Este cortometraje muestra la importancia de la familia en la vida de estas personas con limitaciones físicas, las burlas que padecen en el torno donde viven, la no aceptación – muchas veces – por los pares y la necesidad de ser reconocidos y respetados, pero dejando entrever que este reconocimiento se gana y es preferible a la lástima que tales personas puedan irradiar.

La peor discapacidad es la del espíritu, acostumbraba a decir el sudafricano Oscar Pistorious, quien no se reconocía como invalido, a pesar de insistir en decir: simplemente no tengo piernas. Era asombroso verlo correr por las pistas atléticas de Europa, codeándose con atletas convencionales, siendo esto uno de esos desafíos que le quitaron el sueño desde niño. Se le consideró el primer discapacitado que corrió contra atletas sin discapacidad. Casi al año de nacido sus piernas sufrieron una doble amputación. En los Paralímpicos del 2008, en Londres, ganó medallas de oro en cien, doscientos y cuatrocientos metros; y en los Juegos Olímpicos de Londres, 2012, logró correr y clasificar en los cuatrocientos metros planos.

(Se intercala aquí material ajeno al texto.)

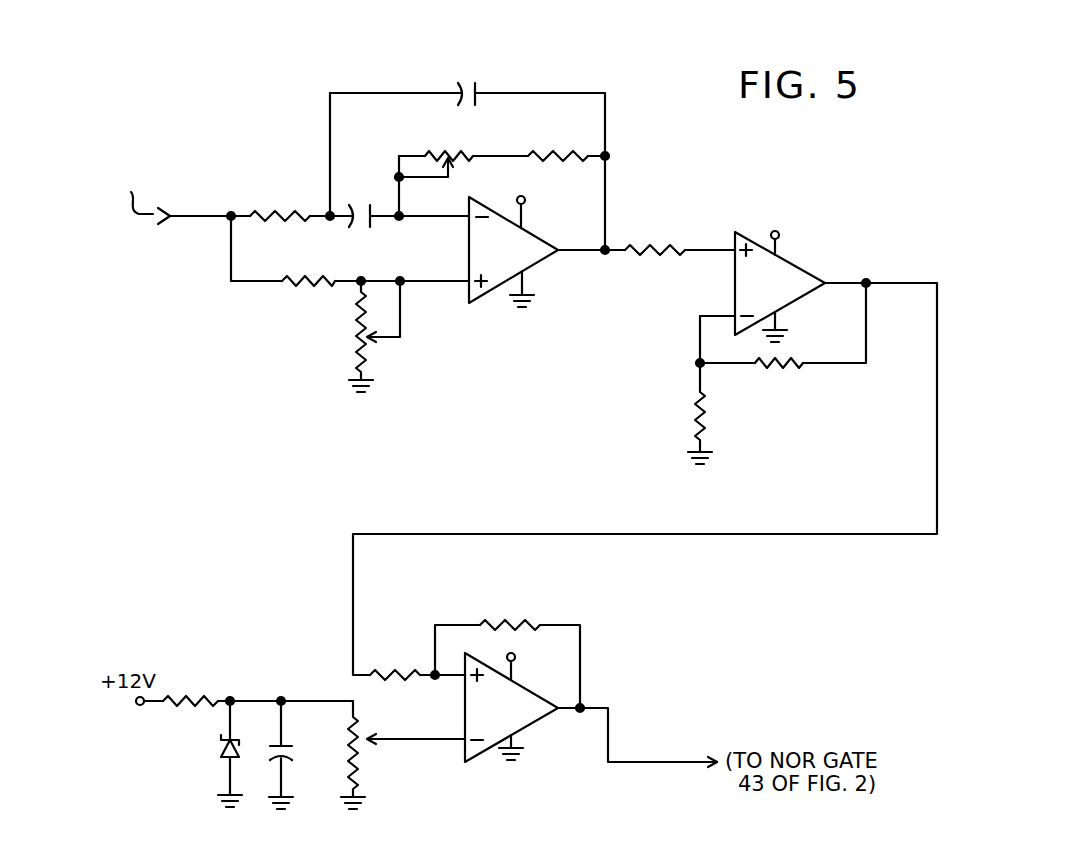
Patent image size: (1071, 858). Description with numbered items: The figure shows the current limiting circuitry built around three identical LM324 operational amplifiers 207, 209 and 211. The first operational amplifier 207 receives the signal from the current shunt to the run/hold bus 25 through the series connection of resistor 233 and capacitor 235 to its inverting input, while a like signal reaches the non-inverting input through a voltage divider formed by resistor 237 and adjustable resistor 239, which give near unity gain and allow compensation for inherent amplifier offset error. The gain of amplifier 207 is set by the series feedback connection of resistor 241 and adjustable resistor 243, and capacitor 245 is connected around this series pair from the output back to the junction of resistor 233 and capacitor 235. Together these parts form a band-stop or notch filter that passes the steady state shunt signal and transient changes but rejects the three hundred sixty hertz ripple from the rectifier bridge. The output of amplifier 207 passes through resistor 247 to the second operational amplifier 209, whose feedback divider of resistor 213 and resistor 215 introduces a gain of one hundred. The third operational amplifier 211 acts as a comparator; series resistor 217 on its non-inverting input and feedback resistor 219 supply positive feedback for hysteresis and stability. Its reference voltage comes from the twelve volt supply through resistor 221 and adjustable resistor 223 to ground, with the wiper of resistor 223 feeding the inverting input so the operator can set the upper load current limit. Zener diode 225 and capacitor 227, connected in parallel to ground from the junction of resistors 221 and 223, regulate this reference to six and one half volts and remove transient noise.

The run/hold bus 25 is at (152, 175).
The first operational amplifier 207 is at (552, 256).
The second operational amplifier 209 is at (754, 298).
The third operational amplifier 211 is at (476, 720).
The feedback resistor 213 is at (778, 368).
The resistor 215 is at (692, 421).
The resistor 217 is at (397, 672).
The feedback resistor 219 is at (507, 618).
The resistor 221 is at (188, 695).
The adjustable resistor 223 is at (367, 773).
The zener diode 225 is at (217, 758).
The capacitor 227 is at (294, 764).
The resistor 233 is at (287, 210).
The capacitor 235 is at (365, 205).
The resistor 237 is at (300, 287).
The adjustable resistor 239 is at (378, 366).
The feedback resistor 241 is at (557, 157).
The adjustable resistor 243 is at (447, 157).
The capacitor 245 is at (480, 78).
The resistor 247 is at (662, 243).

La carencia de piernas no le impidió, desde su niñez, la movilidad en deportes como el fútbol, tenis y rugby. Transitar por la práctica deportiva equivale a afrontar el perder, ganar, o empatar, sin embargo, cada pequeño logro rodeado de fracasos y esfuerzos fue un paso hacia la superación y la confianza de sí mismo. Entender su discapacidad le permitió exaltar y comprender la decisión de los padres al afrontar el dilema de amputar o no amputar para mejorar su vida utilizando prótesis. Se valora en Pistorious su fuerza interior, su entereza de carácter, su sufrimiento y la automotivación para persistir como cualquier persona en la búsqueda de sus sueños.

En la actualidad se intenta visibilizar la discapacidad, existe la necesidad de ahondar en historias que son ejemplos. Historias que me encuentro y que me cuentan. Atletas con parálisis cerebral rompiendo records en México; deportistas ciegos, enriquecidos en su mundo interior, y ejemplos de vida en su vida universitaria. Un Stephen Hawkins, burlándose de los pronósticos y alargando la vida a través de la creación y la imaginación en torno al universo.